I hesitate. My hidden blade is gone, but they don’t need to know.
“My bras are rigged with blades,” I admit softly. “I used one to cut free, climbed out the window. Sprained my ankle when I landed. I jumped fences, kept running, got a phone from a couple nearby. Did they survive?”
“No reports of civilian deaths,” Ethan replies. Relief floods me.
“Weren’t you afraid of what they’d do if they caught you?” Kai asks.
“No.” I meet his black eyes. “If I outsmarted them, I’d be fine. After that, all I needed was to call my father.”
“You’re brave, Rose,” Ethan says quietly, regret in his tone. “Brave enough to die young.”
“I’ll die anyway, someday. Sooner or later, it doesn’t matter.” I shrug, wincing as pain cuts deep.
“Finish the story,” Daniel says.
“When they spotted me, I ran. I tossed the phone with the line open so my father could track me. Then they struck my neck. I blacked out. Woke tied up again. Paul beat me until I passed out. Later, I overheard him cursing the new Boss and calling the mission suicide. Hours after that, you came.”

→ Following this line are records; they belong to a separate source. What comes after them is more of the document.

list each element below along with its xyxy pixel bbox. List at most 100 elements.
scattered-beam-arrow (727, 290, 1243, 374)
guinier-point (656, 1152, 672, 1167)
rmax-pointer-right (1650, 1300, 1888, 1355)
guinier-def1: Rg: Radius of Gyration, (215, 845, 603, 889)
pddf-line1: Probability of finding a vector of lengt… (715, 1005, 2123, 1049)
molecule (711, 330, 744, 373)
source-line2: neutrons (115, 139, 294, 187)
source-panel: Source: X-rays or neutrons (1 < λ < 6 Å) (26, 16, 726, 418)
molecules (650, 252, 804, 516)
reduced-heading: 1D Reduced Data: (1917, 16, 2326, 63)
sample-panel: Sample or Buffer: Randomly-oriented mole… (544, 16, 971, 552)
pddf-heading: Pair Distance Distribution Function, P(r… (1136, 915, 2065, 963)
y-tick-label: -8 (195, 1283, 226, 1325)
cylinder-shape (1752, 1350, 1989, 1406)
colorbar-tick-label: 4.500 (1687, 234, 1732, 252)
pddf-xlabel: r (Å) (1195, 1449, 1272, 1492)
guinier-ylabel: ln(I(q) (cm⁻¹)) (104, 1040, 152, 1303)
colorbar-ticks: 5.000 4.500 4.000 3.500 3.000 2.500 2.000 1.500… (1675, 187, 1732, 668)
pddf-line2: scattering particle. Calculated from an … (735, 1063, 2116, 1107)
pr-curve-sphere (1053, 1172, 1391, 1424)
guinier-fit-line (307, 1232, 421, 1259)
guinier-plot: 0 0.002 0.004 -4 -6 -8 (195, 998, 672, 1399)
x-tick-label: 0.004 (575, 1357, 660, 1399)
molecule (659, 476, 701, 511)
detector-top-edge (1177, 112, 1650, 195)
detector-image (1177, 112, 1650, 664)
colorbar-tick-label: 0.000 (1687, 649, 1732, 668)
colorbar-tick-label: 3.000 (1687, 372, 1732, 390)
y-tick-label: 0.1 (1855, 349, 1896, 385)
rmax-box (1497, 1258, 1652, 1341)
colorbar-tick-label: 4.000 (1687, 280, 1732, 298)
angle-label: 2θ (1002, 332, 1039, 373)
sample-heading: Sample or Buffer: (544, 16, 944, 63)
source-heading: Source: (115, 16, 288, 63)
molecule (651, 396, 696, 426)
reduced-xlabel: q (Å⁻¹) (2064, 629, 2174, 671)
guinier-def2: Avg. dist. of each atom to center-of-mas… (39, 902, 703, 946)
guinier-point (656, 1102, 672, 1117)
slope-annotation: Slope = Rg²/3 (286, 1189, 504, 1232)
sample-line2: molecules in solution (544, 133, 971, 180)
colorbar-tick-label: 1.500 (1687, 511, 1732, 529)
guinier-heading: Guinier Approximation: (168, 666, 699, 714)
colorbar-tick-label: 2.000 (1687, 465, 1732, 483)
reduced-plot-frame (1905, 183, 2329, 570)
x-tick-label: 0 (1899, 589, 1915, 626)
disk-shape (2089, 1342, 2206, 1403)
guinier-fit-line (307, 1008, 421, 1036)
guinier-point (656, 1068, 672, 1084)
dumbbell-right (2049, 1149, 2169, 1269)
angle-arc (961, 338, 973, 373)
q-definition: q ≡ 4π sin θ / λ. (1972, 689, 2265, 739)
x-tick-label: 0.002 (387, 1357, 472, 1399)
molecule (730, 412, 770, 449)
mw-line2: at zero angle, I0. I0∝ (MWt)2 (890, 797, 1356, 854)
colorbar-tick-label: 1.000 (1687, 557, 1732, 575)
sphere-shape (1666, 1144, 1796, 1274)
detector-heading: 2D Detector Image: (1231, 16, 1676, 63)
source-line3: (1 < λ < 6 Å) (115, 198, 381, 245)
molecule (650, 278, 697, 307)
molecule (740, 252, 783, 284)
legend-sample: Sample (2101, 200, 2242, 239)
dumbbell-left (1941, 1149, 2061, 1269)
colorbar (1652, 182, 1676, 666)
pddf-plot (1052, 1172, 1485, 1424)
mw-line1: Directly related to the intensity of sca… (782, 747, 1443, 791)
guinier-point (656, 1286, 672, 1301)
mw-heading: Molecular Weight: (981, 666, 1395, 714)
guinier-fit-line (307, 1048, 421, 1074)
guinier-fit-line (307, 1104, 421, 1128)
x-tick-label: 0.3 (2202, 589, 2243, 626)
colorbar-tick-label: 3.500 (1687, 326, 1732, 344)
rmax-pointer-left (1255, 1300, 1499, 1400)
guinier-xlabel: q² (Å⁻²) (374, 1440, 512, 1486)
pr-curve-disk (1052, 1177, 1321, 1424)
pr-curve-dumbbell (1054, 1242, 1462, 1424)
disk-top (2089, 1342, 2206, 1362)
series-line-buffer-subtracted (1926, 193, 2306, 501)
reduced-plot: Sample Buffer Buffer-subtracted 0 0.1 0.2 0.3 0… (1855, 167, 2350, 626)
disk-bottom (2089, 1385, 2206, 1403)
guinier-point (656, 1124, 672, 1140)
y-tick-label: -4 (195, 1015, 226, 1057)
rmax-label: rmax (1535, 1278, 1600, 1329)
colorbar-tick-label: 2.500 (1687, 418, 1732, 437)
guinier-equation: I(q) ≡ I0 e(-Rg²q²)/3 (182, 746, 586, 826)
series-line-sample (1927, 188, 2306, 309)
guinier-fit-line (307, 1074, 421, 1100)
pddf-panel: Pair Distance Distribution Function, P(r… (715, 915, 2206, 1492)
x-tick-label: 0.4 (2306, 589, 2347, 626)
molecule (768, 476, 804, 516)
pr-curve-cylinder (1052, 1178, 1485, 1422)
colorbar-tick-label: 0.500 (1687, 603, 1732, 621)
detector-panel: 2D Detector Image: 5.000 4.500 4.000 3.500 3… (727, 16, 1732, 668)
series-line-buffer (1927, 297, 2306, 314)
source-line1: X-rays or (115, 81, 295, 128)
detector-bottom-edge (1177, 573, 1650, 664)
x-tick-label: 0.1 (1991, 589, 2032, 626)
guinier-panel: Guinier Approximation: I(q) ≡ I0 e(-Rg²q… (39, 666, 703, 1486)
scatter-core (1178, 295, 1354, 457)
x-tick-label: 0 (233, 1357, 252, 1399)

“They didn’t touch you?” Daniel’s tone softens.
“They weren’t allowed. I heard one of them say Samuel ordered them not to.”
“You know who that man is?” Ethan asks.
“No. But I heard Niger and my father mention him at one of our casinos weeks ago.”
“You’re coming to New York with us,” Ethan declares. “Nevada isn’t safe.”
What is happening? Fear claws through me, my brother broken, my father at war, my mother fragile and likely unraveling. Tears blur my sight. I clench my fists, chest heavy with guilt.
“Not sure,” Daniel says, but I hear the lie.
“Can I talk to my father?”
“Later. Sleep,” Ethan orders, shutting down the conversation.
Darkness closes in again. My father always warned me: exposure would destroy us. And now, because of me, Niger lies in a hospital bed, my father fights on too many fronts, and my mother may already be breaking.
Maybe he was right. Maybe I should never have been born.